In addition to the general election there has recently been two more national polls. One to find the nation’s favourite birds, and one to do the same for wild flowers. This is an area of engagement with nature in which we in Britain lag far behind other countries, especially America. Over there every state has a selection of official birds, flowers, insects, fish and other wildlife. Some even have state dinosaurs! In an age when there is great concern about introduced species some of those designated are not even native to North America: twelve states have the European honey bee for their state insect.
The designation of species is often done by the state legislature. Some might think that our county councils would be well employed debating such things, rather than apparently ignoring nature conservation for most of the time. Here it is voluntary bodies which do the job, as is the case with birds and flowers now.
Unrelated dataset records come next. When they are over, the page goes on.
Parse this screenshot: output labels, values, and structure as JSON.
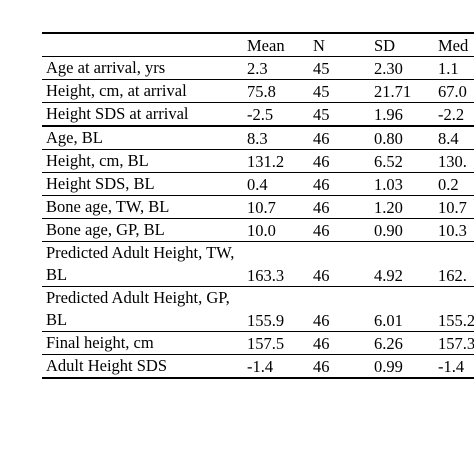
{
  "table": {
    "header": [
      "Mean",
      "N",
      "SD",
      "Med"
    ],
    "rows": [
      [
        "Age at arrival, yrs",
        "2.3",
        "45",
        "2.30",
        "1.1"
      ],
      [
        "Height, cm, at arrival",
        "75.8",
        "45",
        "21.71",
        "67.0"
      ],
      [
        "Height SDS at arrival",
        "-2.5",
        "45",
        "1.96",
        "-2.2"
      ],
      [
        "Age, BL",
        "8.3",
        "46",
        "0.80",
        "8.4"
      ],
      [
        "Height, cm, BL",
        "131.2",
        "46",
        "6.52",
        "130."
      ],
      [
        "Height SDS, BL",
        "0.4",
        "46",
        "1.03",
        "0.2"
      ],
      [
        "Bone age, TW, BL",
        "10.7",
        "46",
        "1.20",
        "10.7"
      ],
      [
        "Bone age, GP, BL",
        "10.0",
        "46",
        "0.90",
        "10.3"
      ],
      [
        "Predicted Adult Height, TW, BL",
        "163.3",
        "46",
        "4.92",
        "162."
      ],
      [
        "Predicted Adult Height, GP, BL",
        "155.9",
        "46",
        "6.01",
        "155.2"
      ],
      [
        "Final height, cm",
        "157.5",
        "46",
        "6.26",
        "157.3"
      ],
      [
        "Adult Height SDS",
        "-1.4",
        "46",
        "0.99",
        "-1.4"
      ]
    ]
  }
}
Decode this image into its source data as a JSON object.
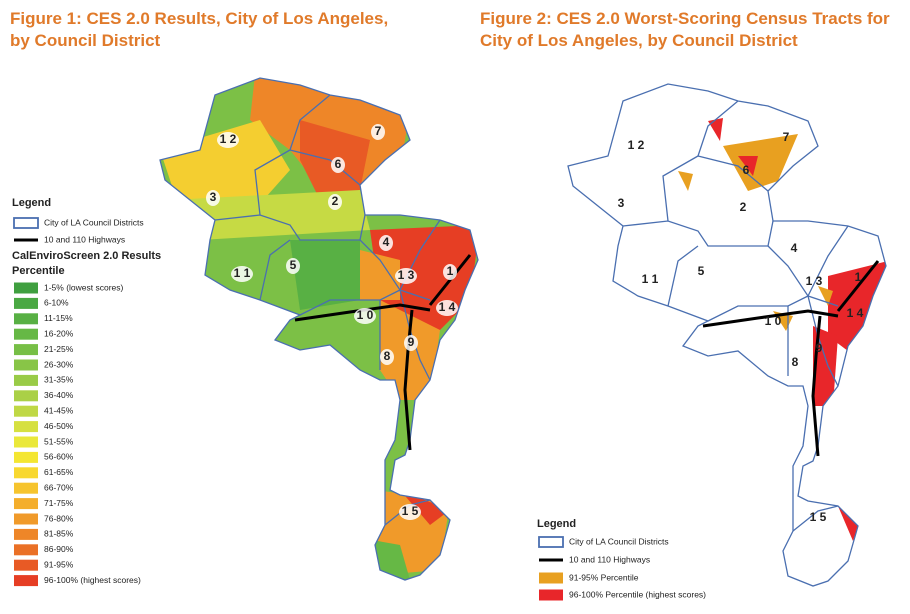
{
  "figures": [
    {
      "title_lines": [
        "Figure 1: CES 2.0 Results, City of Los Angeles,",
        "by Council District"
      ],
      "district_labels": [
        "1 2",
        "7",
        "6",
        "3",
        "2",
        "4",
        "1 1",
        "5",
        "1 3",
        "1",
        "1 0",
        "1 4",
        "9",
        "8",
        "1 5"
      ],
      "legend": {
        "title": "Legend",
        "items": [
          {
            "label": "City of LA Council Districts"
          },
          {
            "label": "10 and 110 Highways"
          }
        ],
        "section_title": "CalEnviroScreen 2.0 Results",
        "subsection": "Percentile",
        "scale": [
          {
            "label": "1-5% (lowest scores)",
            "color": "#3f9f3f"
          },
          {
            "label": "6-10%",
            "color": "#4aa843"
          },
          {
            "label": "11-15%",
            "color": "#58b044"
          },
          {
            "label": "16-20%",
            "color": "#66b845"
          },
          {
            "label": "21-25%",
            "color": "#77bf46"
          },
          {
            "label": "26-30%",
            "color": "#88c547"
          },
          {
            "label": "31-35%",
            "color": "#99cb47"
          },
          {
            "label": "36-40%",
            "color": "#aad046"
          },
          {
            "label": "41-45%",
            "color": "#bfd845"
          },
          {
            "label": "46-50%",
            "color": "#d6e040"
          },
          {
            "label": "51-55%",
            "color": "#eae83a"
          },
          {
            "label": "56-60%",
            "color": "#f4e632"
          },
          {
            "label": "61-65%",
            "color": "#f8d830"
          },
          {
            "label": "66-70%",
            "color": "#f6c42e"
          },
          {
            "label": "71-75%",
            "color": "#f4ae2c"
          },
          {
            "label": "76-80%",
            "color": "#f09a2a"
          },
          {
            "label": "81-85%",
            "color": "#ee8628"
          },
          {
            "label": "86-90%",
            "color": "#ea7026"
          },
          {
            "label": "91-95%",
            "color": "#e85a25"
          },
          {
            "label": "96-100% (highest scores)",
            "color": "#e63e24"
          }
        ]
      }
    },
    {
      "title_lines": [
        "Figure 2: CES 2.0 Worst-Scoring Census Tracts for",
        "City of Los Angeles, by Council District"
      ],
      "district_labels": [
        "1 2",
        "7",
        "6",
        "3",
        "2",
        "4",
        "1 1",
        "5",
        "1 3",
        "1",
        "1 0",
        "1 4",
        "9",
        "8",
        "1 5"
      ],
      "legend": {
        "title": "Legend",
        "items": [
          {
            "label": "City of LA Council Districts"
          },
          {
            "label": "10 and 110 Highways"
          }
        ],
        "scale": [
          {
            "label": "91-95% Percentile",
            "color": "#e8a020"
          },
          {
            "label": "96-100% Percentile (highest scores)",
            "color": "#e8262a"
          }
        ]
      }
    }
  ]
}
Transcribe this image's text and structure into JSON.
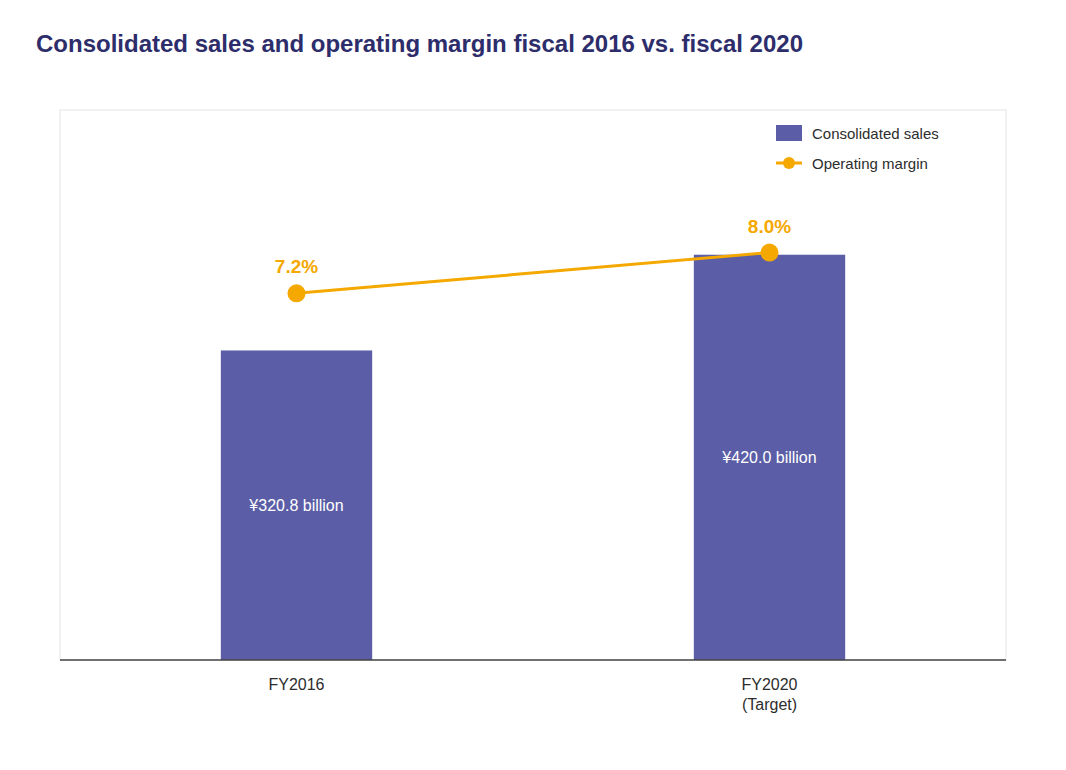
{
  "chart_data": {
    "type": "bar",
    "title": "Consolidated sales and operating margin fiscal 2016 vs. fiscal 2020",
    "categories": [
      "FY2016",
      "FY2020\n(Target)"
    ],
    "series": [
      {
        "name": "Consolidated sales",
        "type": "bar",
        "color": "#5b5ea6",
        "values": [
          320.8,
          420.0
        ],
        "value_labels": [
          "¥320.8 billion",
          "¥420.0 billion"
        ]
      },
      {
        "name": "Operating margin",
        "type": "line",
        "axis": "y2",
        "color": "#f5a800",
        "marker": "circle",
        "line_style": "solid",
        "values": [
          7.2,
          8.0
        ],
        "value_labels": [
          "7.2%",
          "8.0%"
        ]
      }
    ],
    "ylim": [
      0,
      570
    ],
    "y2lim": [
      0,
      10.8
    ],
    "grid": false,
    "legend": "upper right",
    "data_labels": true,
    "tick_labels": "x"
  }
}
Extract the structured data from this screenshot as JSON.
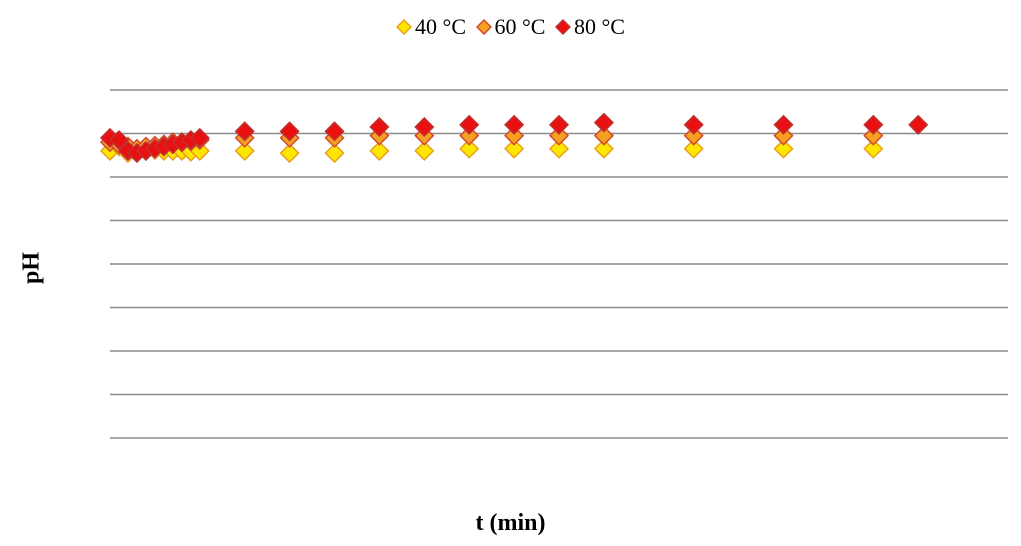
{
  "chart_data": {
    "type": "scatter",
    "title": "",
    "xlabel": "t (min)",
    "ylabel": "pH",
    "xlim": [
      0,
      200
    ],
    "ylim": [
      0,
      8
    ],
    "grid": "horizontal",
    "legend_position": "top-center",
    "series": [
      {
        "name": "40 °C",
        "marker": "diamond",
        "fill": "#FFE600",
        "stroke": "#E8A020",
        "points": [
          [
            0,
            6.6
          ],
          [
            2,
            6.7
          ],
          [
            4,
            6.55
          ],
          [
            6,
            6.6
          ],
          [
            8,
            6.6
          ],
          [
            10,
            6.62
          ],
          [
            12,
            6.6
          ],
          [
            14,
            6.6
          ],
          [
            16,
            6.6
          ],
          [
            18,
            6.58
          ],
          [
            20,
            6.6
          ],
          [
            30,
            6.6
          ],
          [
            40,
            6.55
          ],
          [
            50,
            6.55
          ],
          [
            60,
            6.6
          ],
          [
            70,
            6.6
          ],
          [
            80,
            6.65
          ],
          [
            90,
            6.65
          ],
          [
            100,
            6.65
          ],
          [
            110,
            6.65
          ],
          [
            130,
            6.65
          ],
          [
            150,
            6.65
          ],
          [
            170,
            6.65
          ]
        ]
      },
      {
        "name": "60 °C",
        "marker": "diamond",
        "fill": "#F5A020",
        "stroke": "#D04A30",
        "points": [
          [
            0,
            6.8
          ],
          [
            2,
            6.75
          ],
          [
            4,
            6.7
          ],
          [
            6,
            6.65
          ],
          [
            8,
            6.7
          ],
          [
            10,
            6.72
          ],
          [
            12,
            6.75
          ],
          [
            14,
            6.8
          ],
          [
            16,
            6.8
          ],
          [
            18,
            6.82
          ],
          [
            20,
            6.85
          ],
          [
            30,
            6.9
          ],
          [
            40,
            6.9
          ],
          [
            50,
            6.9
          ],
          [
            60,
            6.95
          ],
          [
            70,
            6.95
          ],
          [
            80,
            6.95
          ],
          [
            90,
            6.95
          ],
          [
            100,
            6.95
          ],
          [
            110,
            6.95
          ],
          [
            130,
            6.95
          ],
          [
            150,
            6.95
          ],
          [
            170,
            6.95
          ]
        ]
      },
      {
        "name": "80 °C",
        "marker": "diamond",
        "fill": "#E81010",
        "stroke": "#C03030",
        "points": [
          [
            0,
            6.9
          ],
          [
            2,
            6.85
          ],
          [
            4,
            6.6
          ],
          [
            6,
            6.55
          ],
          [
            8,
            6.6
          ],
          [
            10,
            6.65
          ],
          [
            12,
            6.7
          ],
          [
            14,
            6.75
          ],
          [
            16,
            6.8
          ],
          [
            18,
            6.85
          ],
          [
            20,
            6.9
          ],
          [
            30,
            7.05
          ],
          [
            40,
            7.05
          ],
          [
            50,
            7.05
          ],
          [
            60,
            7.15
          ],
          [
            70,
            7.15
          ],
          [
            80,
            7.2
          ],
          [
            90,
            7.2
          ],
          [
            100,
            7.2
          ],
          [
            110,
            7.25
          ],
          [
            130,
            7.2
          ],
          [
            150,
            7.2
          ],
          [
            170,
            7.2
          ],
          [
            180,
            7.2
          ]
        ]
      }
    ]
  }
}
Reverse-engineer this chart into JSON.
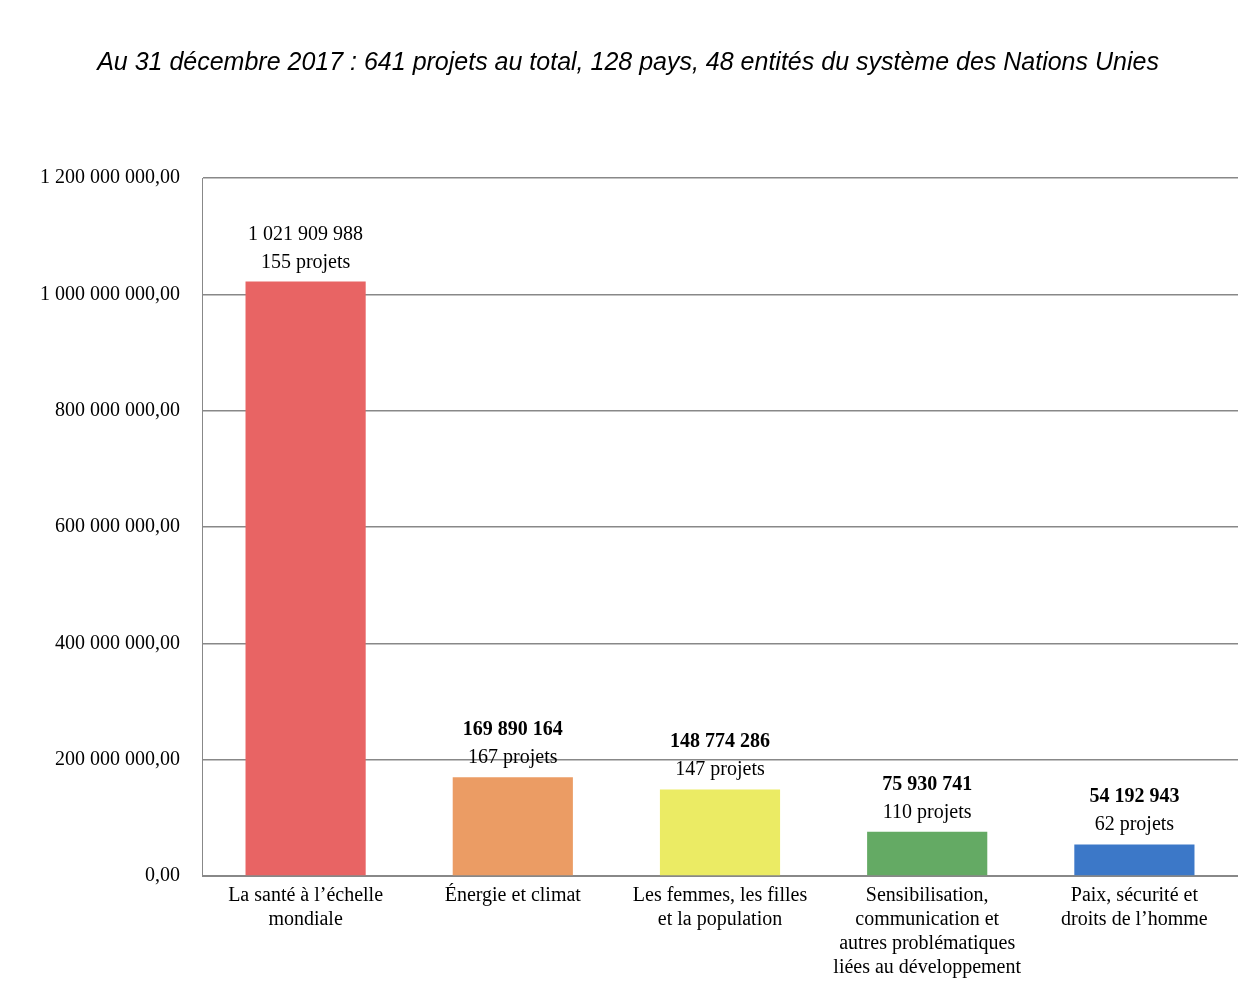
{
  "chart_data": {
    "type": "bar",
    "title": "Au 31 décembre 2017 : 641 projets au total, 128 pays, 48 entités du système des Nations Unies",
    "categories": [
      "La santé à l’échelle mondiale",
      "Énergie et climat",
      "Les femmes, les filles et la population",
      "Sensibilisation, communication et autres problématiques liées au développement",
      "Paix, sécurité et droits de l’homme"
    ],
    "values": [
      1021909988,
      169890164,
      148774286,
      75930741,
      54192943
    ],
    "colors": [
      "#e86464",
      "#eb9c64",
      "#ebeb64",
      "#64aa64",
      "#3c78c8"
    ],
    "value_labels": [
      "1 021 909 988",
      "169 890 164",
      "148 774 286",
      "75 930 741",
      "54 192 943"
    ],
    "annotations": [
      {
        "text": "155 projets",
        "x": "La santé à l’échelle mondiale",
        "y": 1021909988
      },
      {
        "text": "167 projets",
        "x": "Énergie et climat",
        "y": 169890164
      },
      {
        "text": "147 projets",
        "x": "Les femmes, les filles et la population",
        "y": 148774286
      },
      {
        "text": "110 projets",
        "x": "Sensibilisation, communication et autres problématiques liées au développement",
        "y": 75930741
      },
      {
        "text": "62 projets",
        "x": "Paix, sécurité et droits de l’homme",
        "y": 54192943
      }
    ],
    "ylim": [
      0,
      1200000000
    ],
    "yticks": [
      {
        "value": 0,
        "label": "0,00"
      },
      {
        "value": 200000000,
        "label": "200 000 000,00"
      },
      {
        "value": 400000000,
        "label": "400 000 000,00"
      },
      {
        "value": 600000000,
        "label": "600 000 000,00"
      },
      {
        "value": 800000000,
        "label": "800 000 000,00"
      },
      {
        "value": 1000000000,
        "label": "1 000 000 000,00"
      },
      {
        "value": 1200000000,
        "label": "1 200 000 000,00"
      }
    ],
    "grid": "y",
    "legend": false
  }
}
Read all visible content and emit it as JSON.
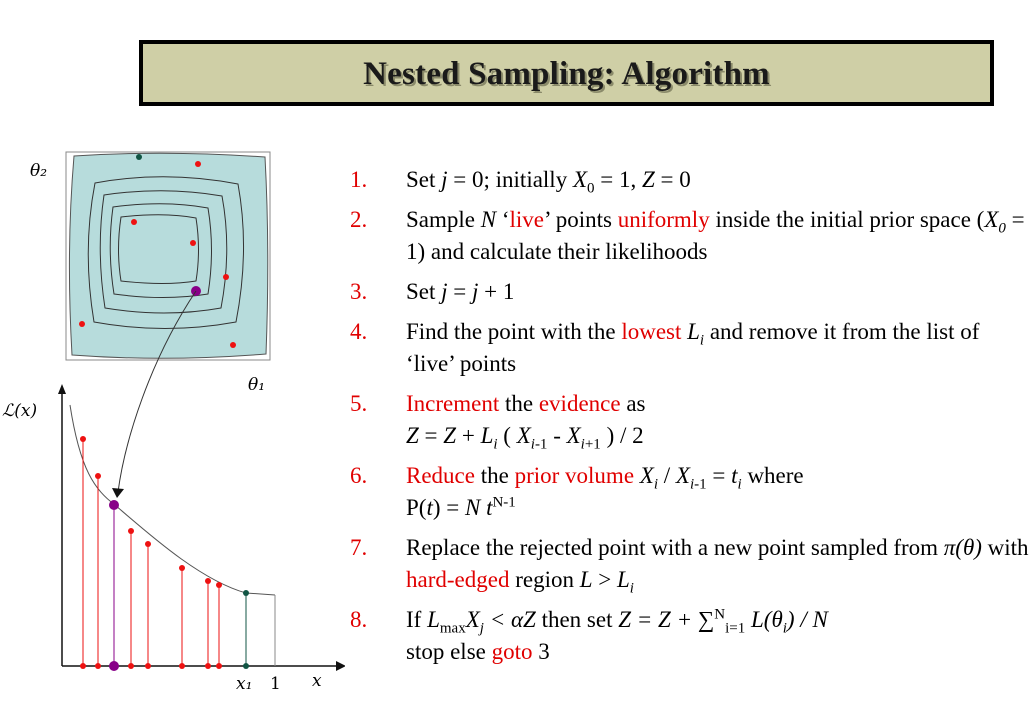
{
  "slide": {
    "title": "Nested Sampling: Algorithm"
  },
  "diagram": {
    "theta2_label": "θ₂",
    "theta1_label": "θ₁",
    "likelihood_label": "ℒ(x)",
    "x1_label": "x₁",
    "one_label": "1",
    "x_label": "x",
    "colors": {
      "region": "#b7dcdc",
      "point": "#ee1111",
      "current": "#880088",
      "rejected": "#115544"
    }
  },
  "steps": [
    {
      "num": "1.",
      "parts": [
        [
          "Set ",
          ""
        ],
        [
          "j",
          "i"
        ],
        [
          " = 0; initially ",
          ""
        ],
        [
          "X",
          "i"
        ],
        [
          "0",
          "sub"
        ],
        [
          " = 1, ",
          ""
        ],
        [
          "Z",
          "i"
        ],
        [
          " = 0",
          ""
        ]
      ]
    },
    {
      "num": "2.",
      "parts": [
        [
          "Sample ",
          ""
        ],
        [
          "N",
          "i"
        ],
        [
          " ‘",
          ""
        ],
        [
          "live",
          "red"
        ],
        [
          "’ points ",
          ""
        ],
        [
          "uniformly",
          "red"
        ],
        [
          " inside the initial prior space (",
          ""
        ],
        [
          "X",
          "i"
        ],
        [
          "0",
          "subi"
        ],
        [
          " = 1) and calculate their likelihoods",
          ""
        ]
      ]
    },
    {
      "num": "3.",
      "parts": [
        [
          "Set  ",
          ""
        ],
        [
          "j",
          "i"
        ],
        [
          " = ",
          ""
        ],
        [
          "j",
          "i"
        ],
        [
          " + 1",
          ""
        ]
      ]
    },
    {
      "num": "4.",
      "parts": [
        [
          "Find the point with the ",
          ""
        ],
        [
          "lowest",
          "red"
        ],
        [
          " ",
          ""
        ],
        [
          "L",
          "i"
        ],
        [
          "i",
          "subi"
        ],
        [
          " and remove it from the list of ‘live’ points",
          ""
        ]
      ]
    },
    {
      "num": "5.",
      "parts": [
        [
          "Increment",
          "red"
        ],
        [
          " the ",
          ""
        ],
        [
          "evidence",
          "red"
        ],
        [
          " as",
          ""
        ],
        [
          "",
          "br"
        ],
        [
          "Z",
          "i"
        ],
        [
          " = ",
          ""
        ],
        [
          "Z",
          "i"
        ],
        [
          " + ",
          ""
        ],
        [
          "L",
          "i"
        ],
        [
          "i",
          "subi"
        ],
        [
          " ( ",
          ""
        ],
        [
          "X",
          "i"
        ],
        [
          "i",
          "subi"
        ],
        [
          "-1",
          "sub"
        ],
        [
          " - ",
          ""
        ],
        [
          "X",
          "i"
        ],
        [
          "i",
          "subi"
        ],
        [
          "+1",
          "sub"
        ],
        [
          " ) / 2",
          ""
        ]
      ]
    },
    {
      "num": "6.",
      "parts": [
        [
          "Reduce",
          "red"
        ],
        [
          " the ",
          ""
        ],
        [
          "prior volume",
          "red"
        ],
        [
          " ",
          ""
        ],
        [
          "X",
          "i"
        ],
        [
          "i",
          "subi"
        ],
        [
          " / ",
          ""
        ],
        [
          "X",
          "i"
        ],
        [
          "i",
          "subi"
        ],
        [
          "-1",
          "sub"
        ],
        [
          " = ",
          ""
        ],
        [
          "t",
          "i"
        ],
        [
          "i",
          "subi"
        ],
        [
          " where",
          ""
        ],
        [
          "",
          "br"
        ],
        [
          "P(",
          ""
        ],
        [
          "t",
          "i"
        ],
        [
          ") = ",
          ""
        ],
        [
          "N",
          "i"
        ],
        [
          " ",
          ""
        ],
        [
          "t",
          "i"
        ],
        [
          "N-1",
          "sup"
        ]
      ]
    },
    {
      "num": "7.",
      "parts": [
        [
          "Replace the rejected point with a new point sampled from ",
          ""
        ],
        [
          "π(θ)",
          "i"
        ],
        [
          "  with ",
          ""
        ],
        [
          "hard-edged",
          "red"
        ],
        [
          " region ",
          ""
        ],
        [
          "L",
          "i"
        ],
        [
          " > ",
          ""
        ],
        [
          "L",
          "i"
        ],
        [
          "i",
          "subi"
        ]
      ]
    },
    {
      "num": "8.",
      "parts": [
        [
          "If  ",
          ""
        ],
        [
          "L",
          "i"
        ],
        [
          "max",
          "sub"
        ],
        [
          "X",
          "i"
        ],
        [
          "j",
          "subi"
        ],
        [
          " < αZ",
          "i"
        ],
        [
          "  then set  ",
          ""
        ],
        [
          "Z = Z + ∑",
          "i"
        ],
        [
          "N",
          "sup"
        ],
        [
          "i=1",
          "sub"
        ],
        [
          " L(θ",
          "i"
        ],
        [
          "i",
          "subi"
        ],
        [
          ") / N",
          "i"
        ],
        [
          "",
          "br"
        ],
        [
          "stop else ",
          ""
        ],
        [
          "goto",
          "red"
        ],
        [
          " 3",
          ""
        ]
      ]
    }
  ]
}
In the vote for our favourite birds most votes went to the robin, followed by barn owl, blackbird, wren and red kite. One of the organisers, David Lindo, said “ Despite being a seemingly friendly bird, the robin is hugely territorial and very defensive of its territory and I presume that reflects us as an island nation, that we will stand our ground. ”
In Plantlife’s wildflower poll our favourite flowers turned out to be bluebells in England, and primroses in Scotland, Wales and Northern Ireland. Curiously we do actually have ‘official’ national flowers: England the rose, Wales the daffodil, Scotland the thistle and Northern Ireland the shamrock. Did you know though that, thanks again to Plantlife back in 2002, there is a list of local favourites? In
Birmingham and the Black Country we chose the foxglove, in Staffordshire heather, Warwickshire honeysuckle, and Worcestershire cowslip.
This may all seem like just a bit of fun, but there is a serious purpose behind the exercises. Nature is under continual threat and pressure. Politicians and others are constantly faced with making decisions that affect the wildlife where you live. They need to know that you and your neighbours are aware of, and care about, local nature. There will be times when that may be crucial to saving your neighbourhood’s nature reserve, last piece of woodland or fragment of wildflower meadow.